Have you ever forgotten to take your daily pills at the right time? Or missed one altogether? Although important, forgetfulness is not the only problem with drug delivery. Traditionally, most drugs are delivered by oral or intravenous means, which can lead to high concentrations of drugs in the bloodstream with concomitant toxic side effects, and yet only a small percentage of the drug actually reaches the target area. An ideal drug delivery system would maintain optimum therapeutic concentrations of the drug in the target tissue, with minimum fluctuation and allow reproducible release of the drug for long periods of time. In a study published in the November issue of Nature Materials, Langer and colleagues from MIT report a biodegradable drug delivery system with the potential to release pulses of different drugs at various intervals after implantation by using materials of different molecular masses for the membranes covering the drug-containing reservoirs.

The microchip device, made from a degradable polymer, was designed to achieve multi-pulse drug release over periods of several months, without requiring a stimulus to trigger the drug release. Reservoirs machined through a polymer disc were blocked on one side with a layer of degradable polyester tape, loaded with the drug to be released and then sealed with degradable polymeric membranes. Drugs could be released at defined times on the basis of the characteristics of the reservoir membranes.
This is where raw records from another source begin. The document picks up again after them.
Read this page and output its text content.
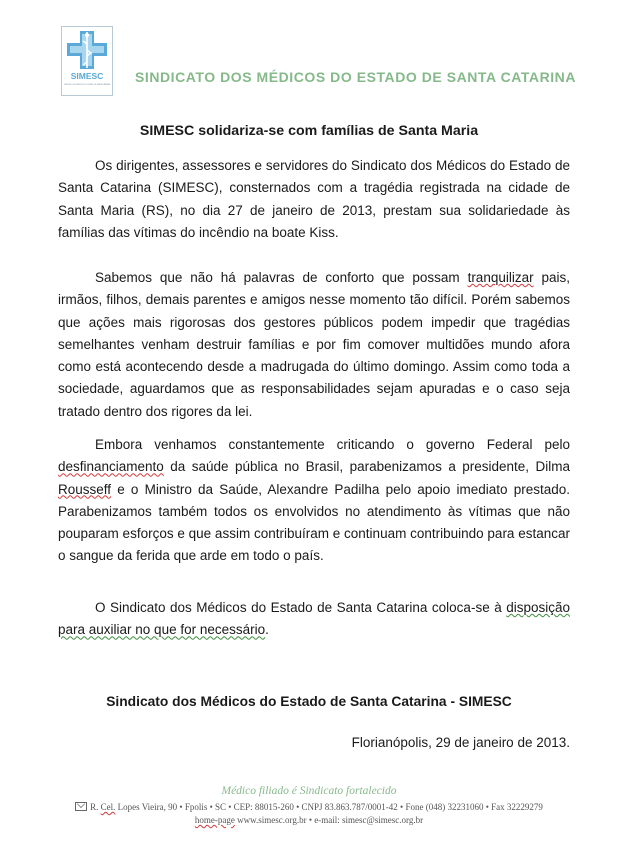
SIMESC
SINDICATO DOS MÉDICOS DO ESTADO DE SANTA CATARINA
SINDICATO DOS MÉDICOS DO ESTADO DE SANTA CATARINA
SIMESC solidariza-se com famílias de Santa Maria

Os dirigentes, assessores e servidores do Sindicato dos Médicos do Estado de Santa Catarina (SIMESC), consternados com a tragédia registrada na cidade de Santa Maria (RS), no dia 27 de janeiro de 2013, prestam sua solidariedade às famílias das vítimas do incêndio na boate Kiss.

Sabemos que não há palavras de conforto que possam tranquilizar pais, irmãos, filhos, demais parentes e amigos nesse momento tão difícil. Porém sabemos que ações mais rigorosas dos gestores públicos podem impedir que tragédias semelhantes venham destruir famílias e por fim comover multidões mundo afora como está acontecendo desde a madrugada do último domingo. Assim como toda a sociedade, aguardamos que as responsabilidades sejam apuradas e o caso seja tratado dentro dos rigores da lei.

Embora venhamos constantemente criticando o governo Federal pelo desfinanciamento da saúde pública no Brasil, parabenizamos a presidente, Dilma Rousseff e o Ministro da Saúde, Alexandre Padilha pelo apoio imediato prestado. Parabenizamos também todos os envolvidos no atendimento às vítimas que não pouparam esforços e que assim contribuíram e continuam contribuindo para estancar o sangue da ferida que arde em todo o país.

O Sindicato dos Médicos do Estado de Santa Catarina coloca-se à disposição para auxiliar no que for necessário.

Sindicato dos Médicos do Estado de Santa Catarina - SIMESC
Florianópolis, 29 de janeiro de 2013.
Médico filiado é Sindicato fortalecido
R. Cel. Lopes Vieira, 90 • Fpolis • SC • CEP: 88015-260 • CNPJ 83.863.787/0001-42 • Fone (048) 32231060 • Fax 32229279
home-page www.simesc.org.br • e-mail: simesc@simesc.org.br
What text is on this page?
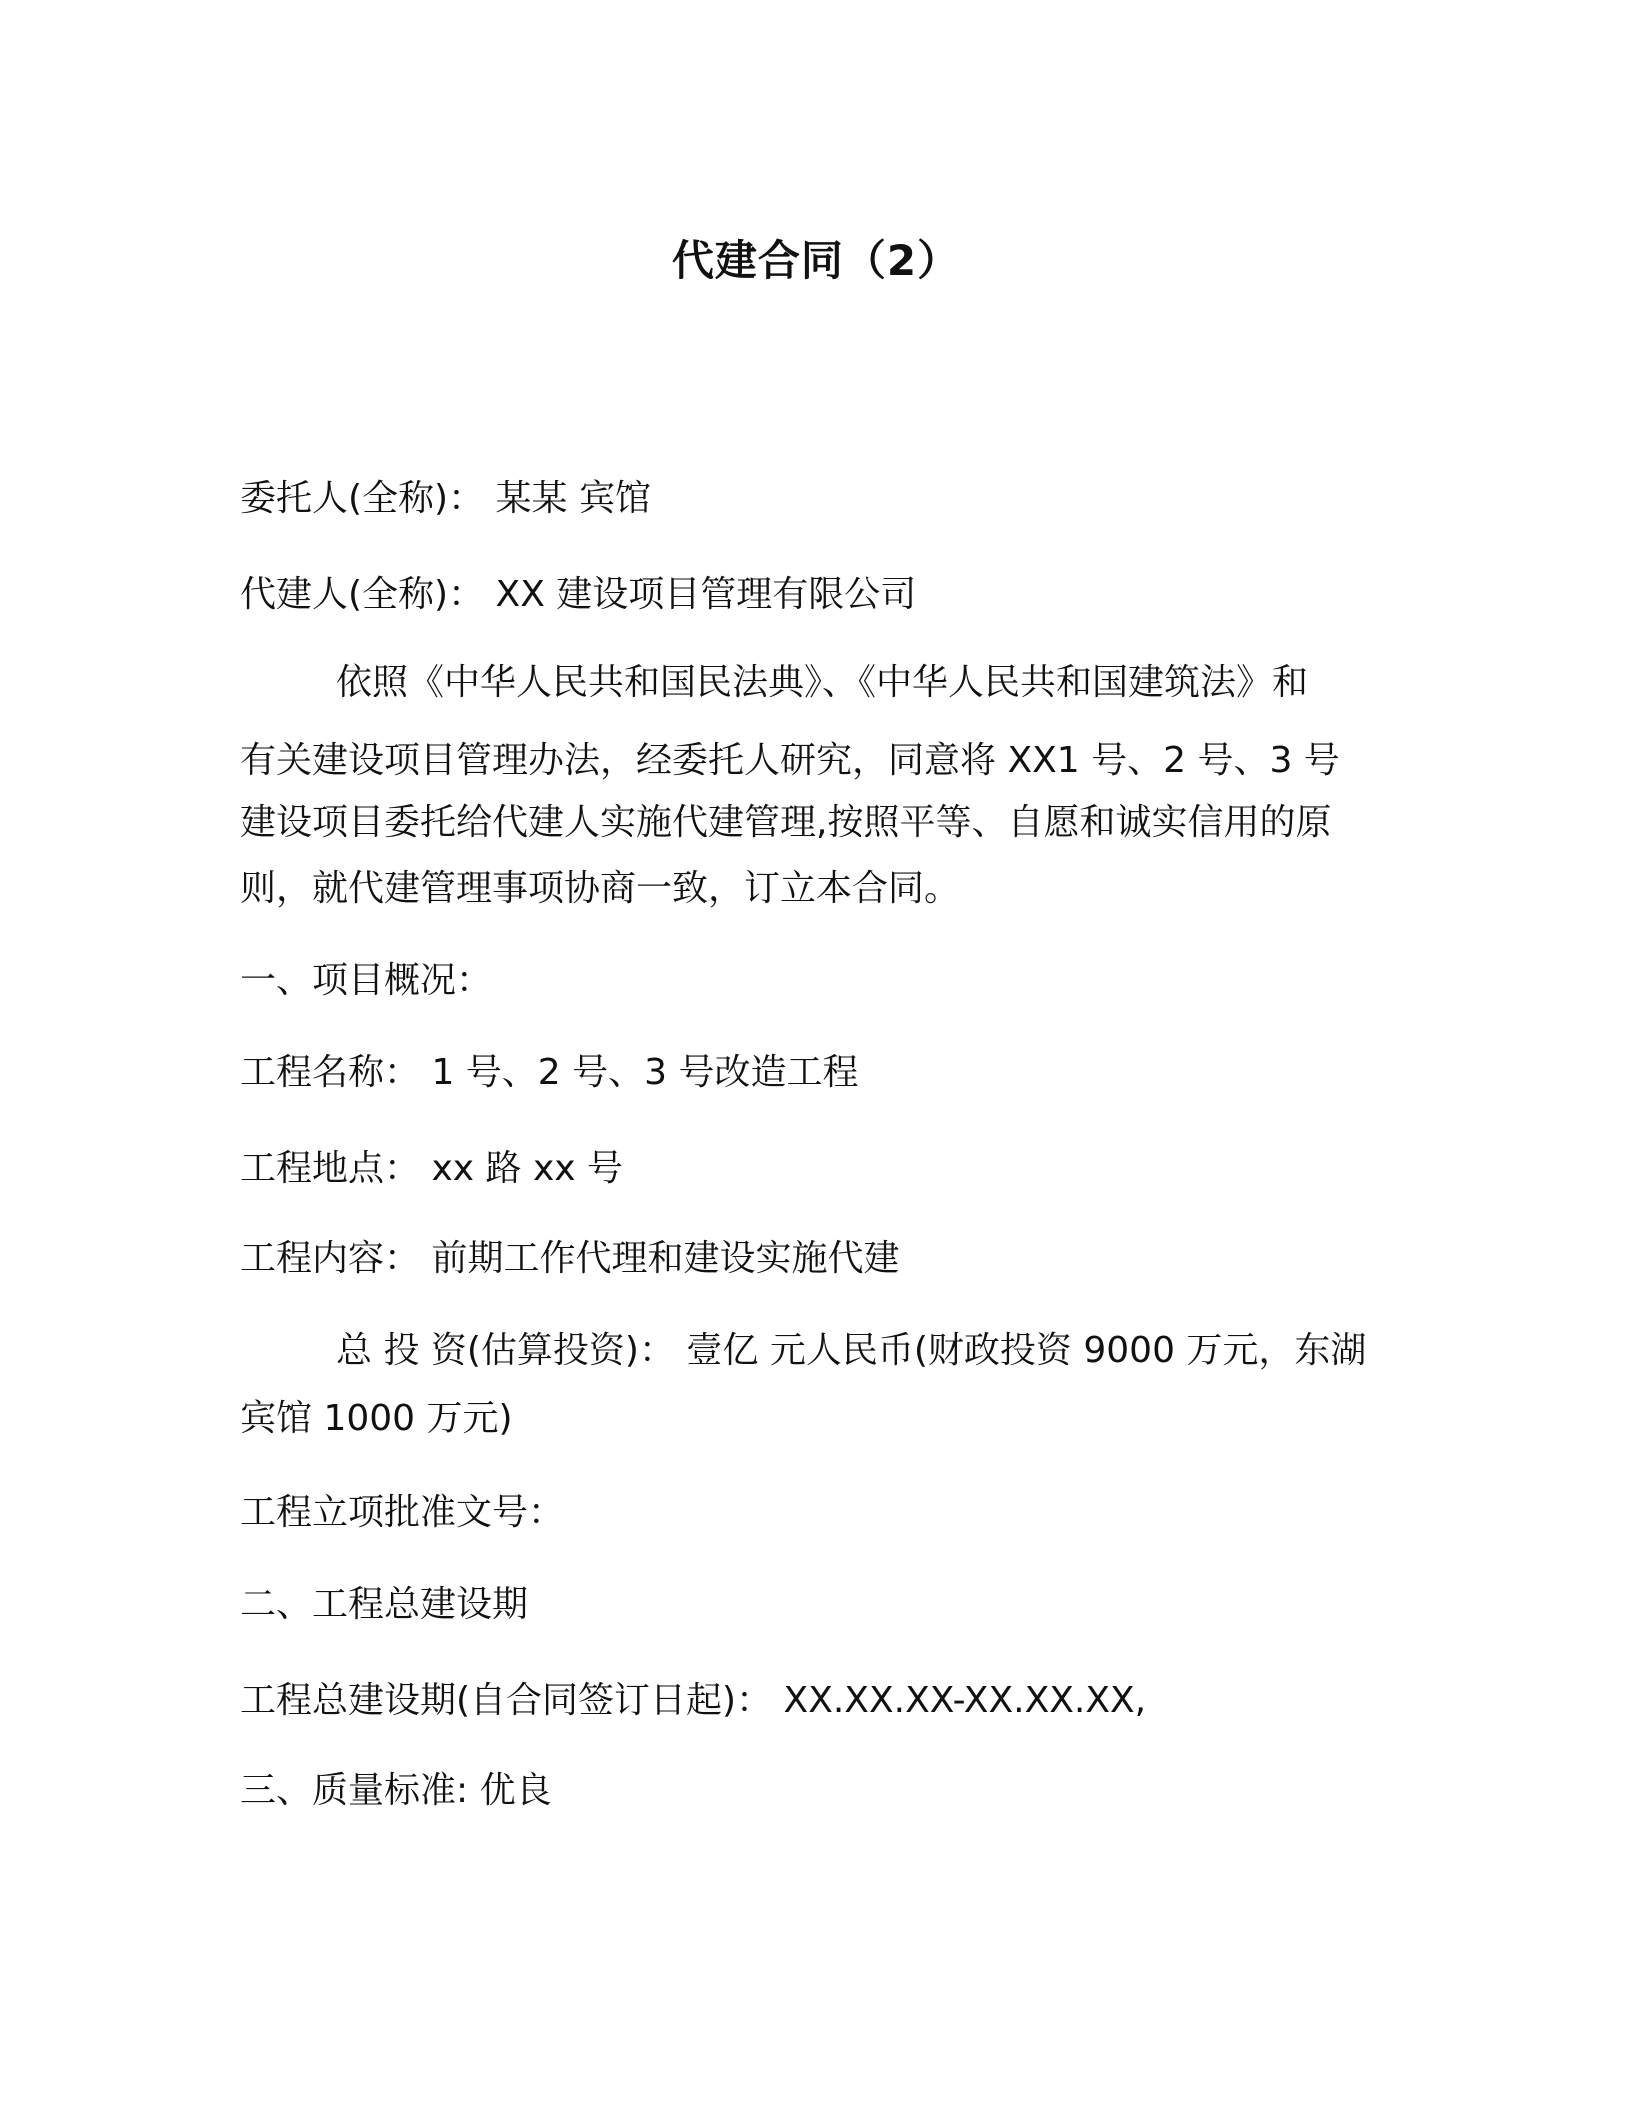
代建合同（2）

委托人(全称)： 某某 宾馆

代建人(全称)： XX 建设项目管理有限公司

依照《中华人民共和国民法典》、《中华人民共和国建筑法》和

有关建设项目管理办法，经委托人研究，同意将 XX1 号、2 号、3 号

建设项目委托给代建人实施代建管理,按照平等、自愿和诚实信用的原

则，就代建管理事项协商一致，订立本合同。

一、项目概况：

工程名称： 1 号、2 号、3 号改造工程

工程地点： xx 路 xx 号

工程内容： 前期工作代理和建设实施代建

总 投 资(估算投资)： 壹亿 元人民币(财政投资 9000 万元，东湖

宾馆 1000 万元)

工程立项批准文号：

二、工程总建设期

工程总建设期(自合同签订日起)： XX.XX.XX-XX.XX.XX,

三、质量标准: 优良
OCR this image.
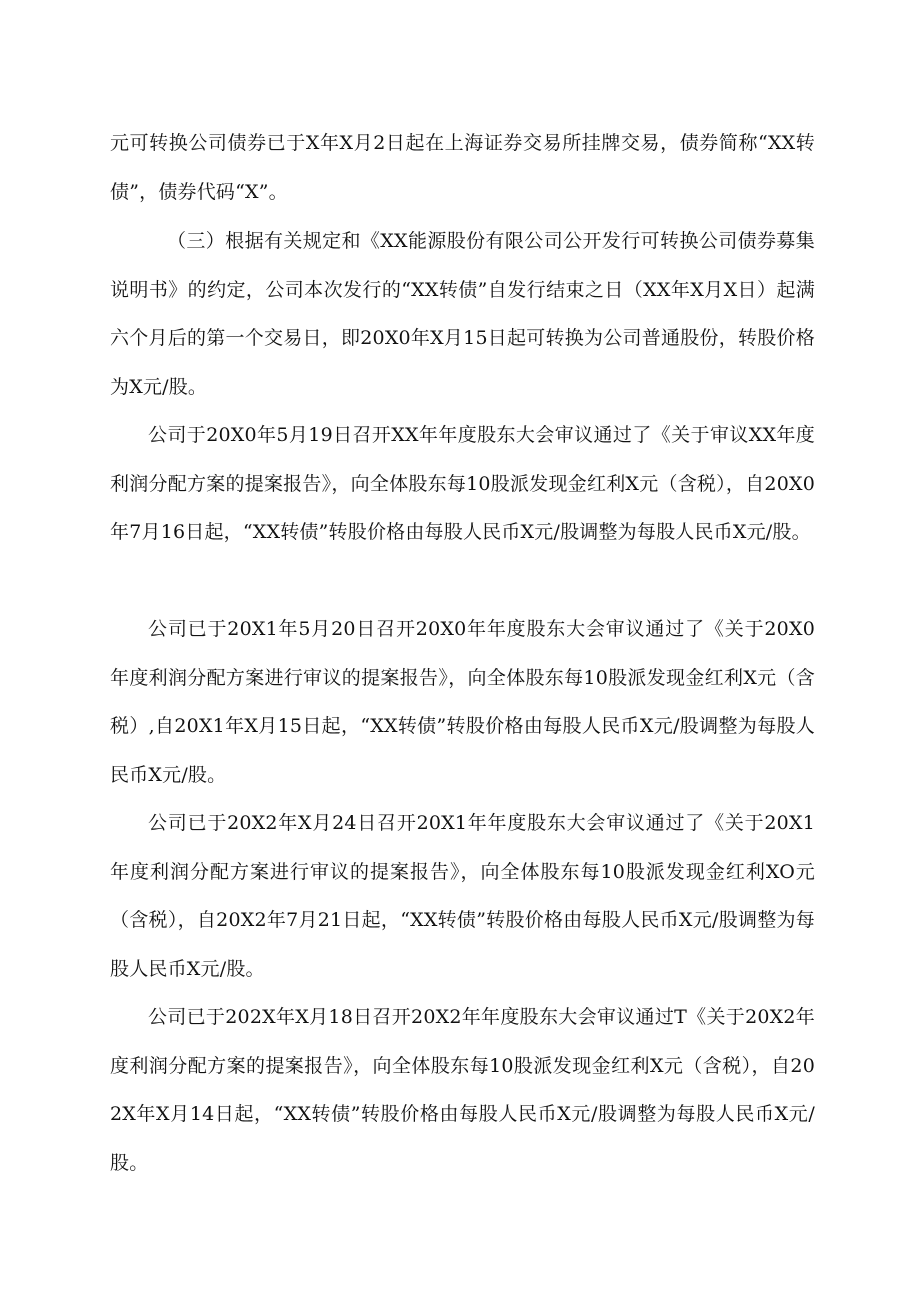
元可转换公司债券已于X年X月2日起在上海证券交易所挂牌交易，债券简称“XX转债”，债券代码“X”。

（三）根据有关规定和《XX能源股份有限公司公开发行可转换公司债券募集说明书》的约定，公司本次发行的“XX转债”自发行结束之日（XX年X月X日）起满六个月后的第一个交易日，即20X0年X月15日起可转换为公司普通股份，转股价格为X元/股。

公司于20X0年5月19日召开XX年年度股东大会审议通过了《关于审议XX年度利润分配方案的提案报告》，向全体股东每10股派发现金红利X元（含税），自20X0年7月16日起，“XX转债”转股价格由每股人民币X元/股调整为每股人民币X元/股。

公司已于20X1年5月20日召开20X0年年度股东大会审议通过了《关于20X0年度利润分配方案进行审议的提案报告》，向全体股东每10股派发现金红利X元（含税）,自20X1年X月15日起，“XX转债”转股价格由每股人民币X元/股调整为每股人民币X元/股。

公司已于20X2年X月24日召开20X1年年度股东大会审议通过了《关于20X1年度利润分配方案进行审议的提案报告》，向全体股东每10股派发现金红利XO元（含税），自20X2年7月21日起，“XX转债”转股价格由每股人民币X元/股调整为每股人民币X元/股。

公司已于202X年X月18日召开20X2年年度股东大会审议通过T《关于20X2年度利润分配方案的提案报告》，向全体股东每10股派发现金红利X元（含税），自202X年X月14日起，“XX转债”转股价格由每股人民币X元/股调整为每股人民币X元/股。
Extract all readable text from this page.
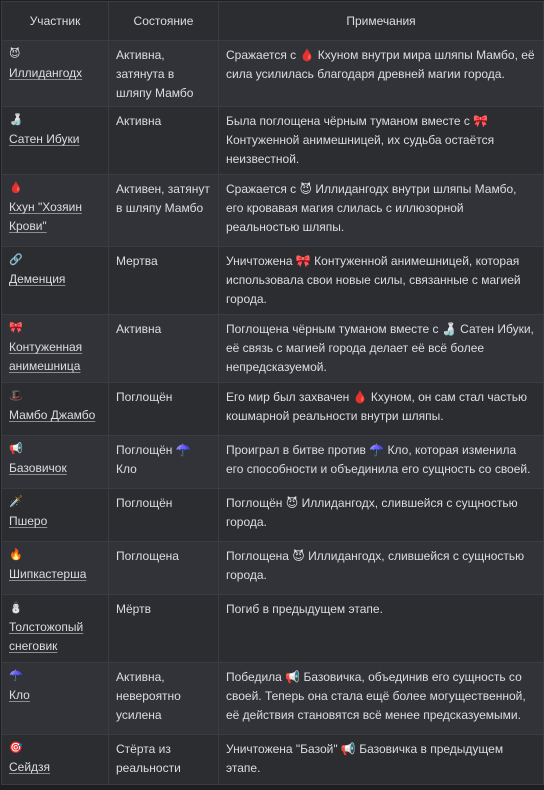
Участник	Состояние	Примечания

😈
Иллидангодх	Активна, затянута в шляпу Мамбо	Сражается с 🩸 Кхуном внутри мира шляпы Мамбо, её сила усилилась благодаря древней магии города.

🍶
Сатен Ибуки	Активна	Была поглощена чёрным туманом вместе с 🎀 Контуженной анимешницей, их судьба остаётся неизвестной.

🩸
Кхун "Хозяин Крови"	Активен, затянут в шляпу Мамбо	Сражается с 😈 Иллидангодх внутри шляпы Мамбо, его кровавая магия слилась с иллюзорной реальностью шляпы.

🔗
Деменция	Мертва	Уничтожена 🎀 Контуженной анимешницей, которая использовала свои новые силы, связанные с магией города.

🎀
Контуженная анимешница	Активна	Поглощена чёрным туманом вместе с 🍶 Сатен Ибуки, её связь с магией города делает её всё более непредсказуемой.

🎩
Мамбо Джамбо	Поглощён	Его мир был захвачен 🩸 Кхуном, он сам стал частью кошмарной реальности внутри шляпы.

📢
Базовичок	Поглощён ☂️ Кло	Проиграл в битве против ☂️ Кло, которая изменила его способности и объединила его сущность со своей.

🗡️
Пшеро	Поглощён	Поглощён 😈 Иллидангодх, слившейся с сущностью города.

🔥
Шипкастерша	Поглощена	Поглощена 😈 Иллидангодх, слившейся с сущностью города.

⛄
Толстожопый снеговик	Мёртв	Погиб в предыдущем этапе.

☂️
Кло	Активна, невероятно усилена	Победила 📢 Базовичка, объединив его сущность со своей. Теперь она стала ещё более могущественной, её действия становятся всё менее предсказуемыми.

🎯
Сейдзя	Стёрта из реальности	Уничтожена "Базой" 📢 Базовичка в предыдущем этапе.
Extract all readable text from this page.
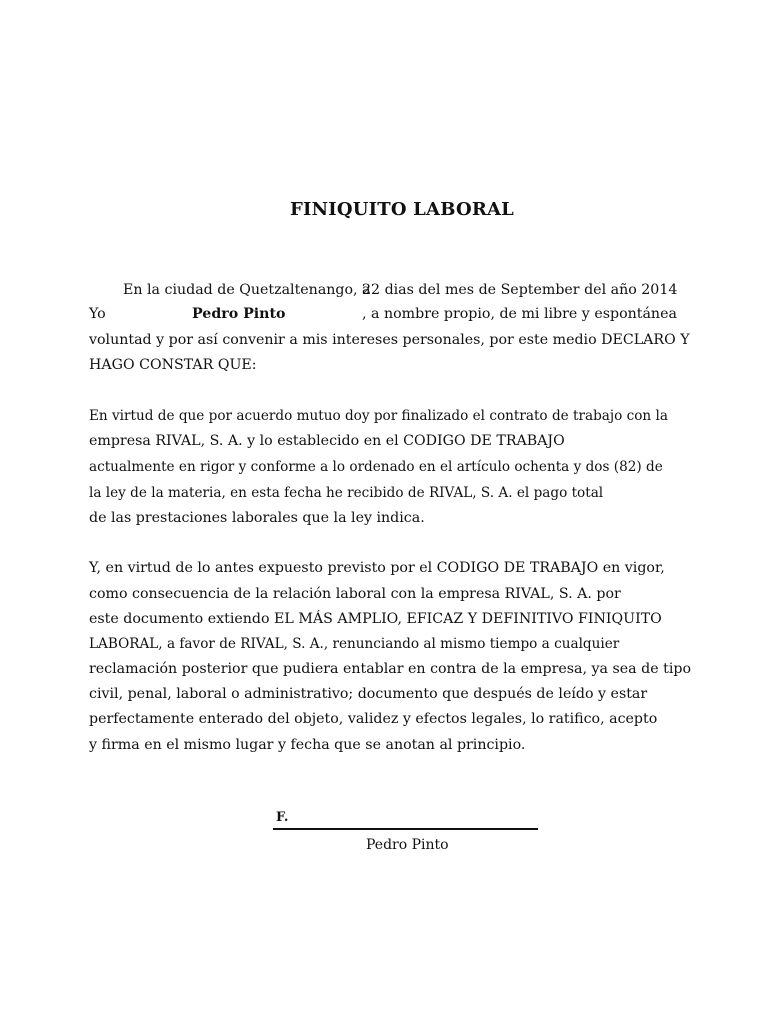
FINIQUITO LABORAL
En la ciudad de Quetzaltenango, a
22 dias del mes de September del año 2014
Yo	Pedro Pinto	, a nombre propio, de mi libre y espontánea
voluntad y por así convenir a mis intereses personales, por este medio DECLARO Y
HAGO CONSTAR QUE:
En virtud de que por acuerdo mutuo doy por finalizado el contrato de trabajo con la
empresa RIVAL, S. A. y lo establecido en el CODIGO DE TRABAJO
actualmente en rigor y conforme a lo ordenado en el artículo ochenta y dos (82) de
la ley de la materia, en esta fecha he recibido de RIVAL, S. A. el pago total
de las prestaciones laborales que la ley indica.
Y, en virtud de lo antes expuesto previsto por el CODIGO DE TRABAJO en vigor,
como consecuencia de la relación laboral con la empresa RIVAL, S. A. por
este documento extiendo EL MÁS AMPLIO, EFICAZ Y DEFINITIVO FINIQUITO
LABORAL, a favor de RIVAL, S. A., renunciando al mismo tiempo a cualquier
reclamación posterior que pudiera entablar en contra de la empresa, ya sea de tipo
civil, penal, laboral o administrativo; documento que después de leído y estar
perfectamente enterado del objeto, validez y efectos legales, lo ratifico, acepto
y firma en el mismo lugar y fecha que se anotan al principio.
F.
Pedro Pinto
The material used, the molecular mass and the thickness all contribute to the degradation rate of the membrane, and therefore the rate of drug release. The devices were about 11.9 mm in diameter and about 500 μm thick.

Proof-of-principle studies were conducted in vitro with microchips made from poly(L-lactic acid) (PLLA) that used poly(lactic-co-glycolic acid) (PLGA) reservoir membranes of various molecular masses to control the release of test chemicals dextran, heparin and human growth hormone. A 50/50 ratio of lactic acid/glycolic acid was chosen for the membrane as this provides a degradation time of a few weeks to months. In addition, a range of PLGA molecular masses — 4,400, 11,000, 28,000 and 64,000 — were chosen. The results showed four clear pulses of drug over a two-month period as each of the reservoir membranes sequentially degraded and opened. It seems that the driving force for the opening of the membranes comes from water uptake and swelling of the polymer, which is counterbalanced by the mechanical strength of the polymer. Materials with higher molecular masses retain their mechanical strength for longer periods, leading to drug release at later times.

By varying the size and polymer composition of the microchip, the number and volume of the reservoirs, and the composition of the membranes, these devices could offer the opportunity to tailor specific release times of chemicals, as well as enabling the construction of complex release profiles that provide both pulsatile and continuous release of different drugs or chemicals.